Natuurbeheer en archeologische resten (van WO II): een kwetsbaar evenwicht
De kust van provincie Noord-Holland bestaat voor een groot gedeelte uit strand, met direct daarachter een veelal brede strook duingebied. Dit duingebied kent een zeer lange ontstaansgeschiedenis, waarbij met name de laatste tien eeuwen bepalend zijn geweest voor het huidige karakter ervan: droog zand met hoge paraboolduinen, afgewisseld met lokale vennen en poelen. Om een dergelijk gebied niet volledig te laten verwilderen is het noodzakelijk de gebieden te beheren. Hiervoor zijn verschillende gebiedsbeheerders verantwoordelijk, waarvan PWN, Natuurmonumenten en Staatsbosbeheer de belangrijkste zijn. Zij staan voor een grote opgave om de balans tussen natuurontwikkeling en verruiging op een gezonde manier te behouden.
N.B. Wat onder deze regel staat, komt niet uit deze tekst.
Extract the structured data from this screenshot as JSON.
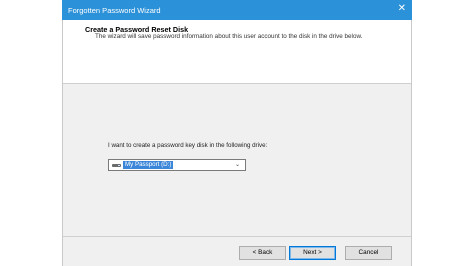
{
  "window": {
    "title": "Forgotten Password Wizard",
    "close_glyph": "✕"
  },
  "header": {
    "heading": "Create a Password Reset Disk",
    "description": "The wizard will save password information about this user account to the disk in the drive below."
  },
  "form": {
    "prompt": "I want to create a password key disk in the following drive:",
    "drive_select": {
      "selected": "My Passport (D:)",
      "icon": "drive-icon",
      "chevron": "⌄"
    }
  },
  "buttons": {
    "back": "< Back",
    "next": "Next >",
    "cancel": "Cancel"
  }
}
Een voorbeeld is de Amerikaanse Vogelkers, een plantensoort die vanaf de jaren ’20 van de vorige eeuw is aangeplant maar die nu als zeer invasieve soort juist bestreden dient te worden, voordat deze de gehele biodiversiteit verstoort. De bestrijding gebeurt door middel van het afplaggen van de humeuze bovenlaag, waarbij de niet gewenste soort wordt verwijderd en men hoopt dat de oorspronkelijke vegetatie zich herstelt. Verruiging van de natuur, inclusief verstuiving van delen van het gebied is hier het gewenste resultaat. Hier ligt ook meteen het spanningsveld met de cultuurhistorische waarden in deze gebieden. Met name de fysieke resten van de Tweede Wereldoorlog, in de vorm van loopgraven en (ondergestoven) gemetselde en betonnen verdedigingswerken liggen direct aan het oppervlak en natuurbeheersmaatregelen vormen een potentiële bedreiging voor de kwaliteit van deze resten.
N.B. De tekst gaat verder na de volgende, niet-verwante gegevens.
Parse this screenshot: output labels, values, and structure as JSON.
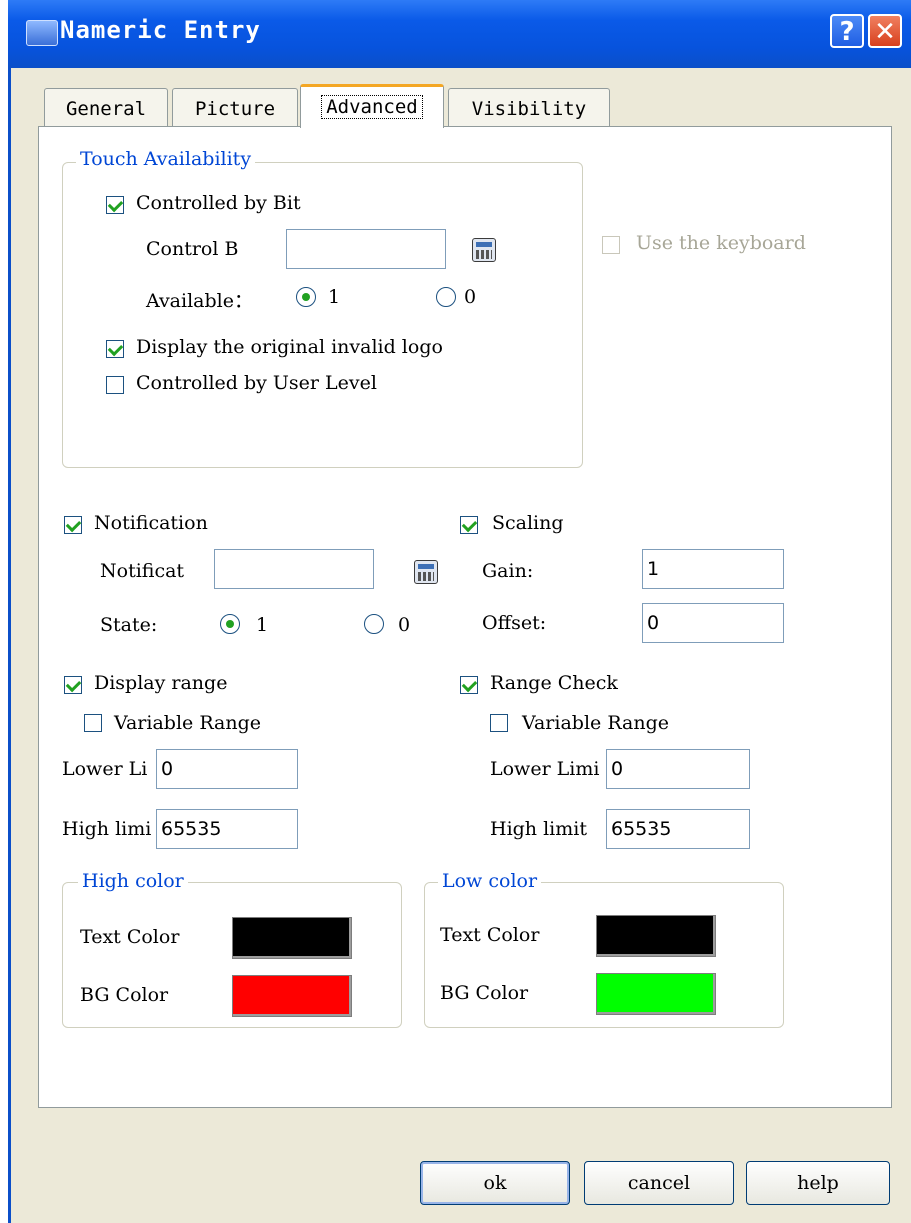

Resten van de Tweede Wereldoorlog: de Atlantikwall
Binnen het duingebied van Noord-Holland komen we veelvuldig resten tegen van verdedigingswerken uit met name de Tweede Wereldoorlog. Direct na de capitulatie op 15 mei 1940 werd de Nederlandse kust stukje bij beetje door de Duitse troepen bezet. Voorbereidingen voor een invasie van het Verenigd Koninkrijk vormde hierbij aanvankelijk de aanleiding. Toen in 1941 deze invasie mislukte, en ook aan het Russische front veel verliezen werden geleden, sloeg de schrik bij de Duitse bezetter toe. Het idee werd geboren om het kwetsbare westelijke front te versterken door een meer dan 5000 kilometer lange kustverdedigingslinie: de ‘Neue Westwall’ en later uitgebreid tot de Atlantikwall. De Atlantikwall bestond uit een verzameling van zelfstandig opererende en rondom verdedigde steunpunten. Deze complexen werden met tactisch geplaatste of aaneengesloten gordels van versperringen als een figuurlijke ‘ketting’ aan elkaar geregen tot een linie. Opmerkelijk detail hierbij is dat de bouw van veel verdedigingswerken pas in 1943 werd gestart en in 1944 werd afgerond: deze verdedigingswerken hebben maar heel kort gefunctioneerd.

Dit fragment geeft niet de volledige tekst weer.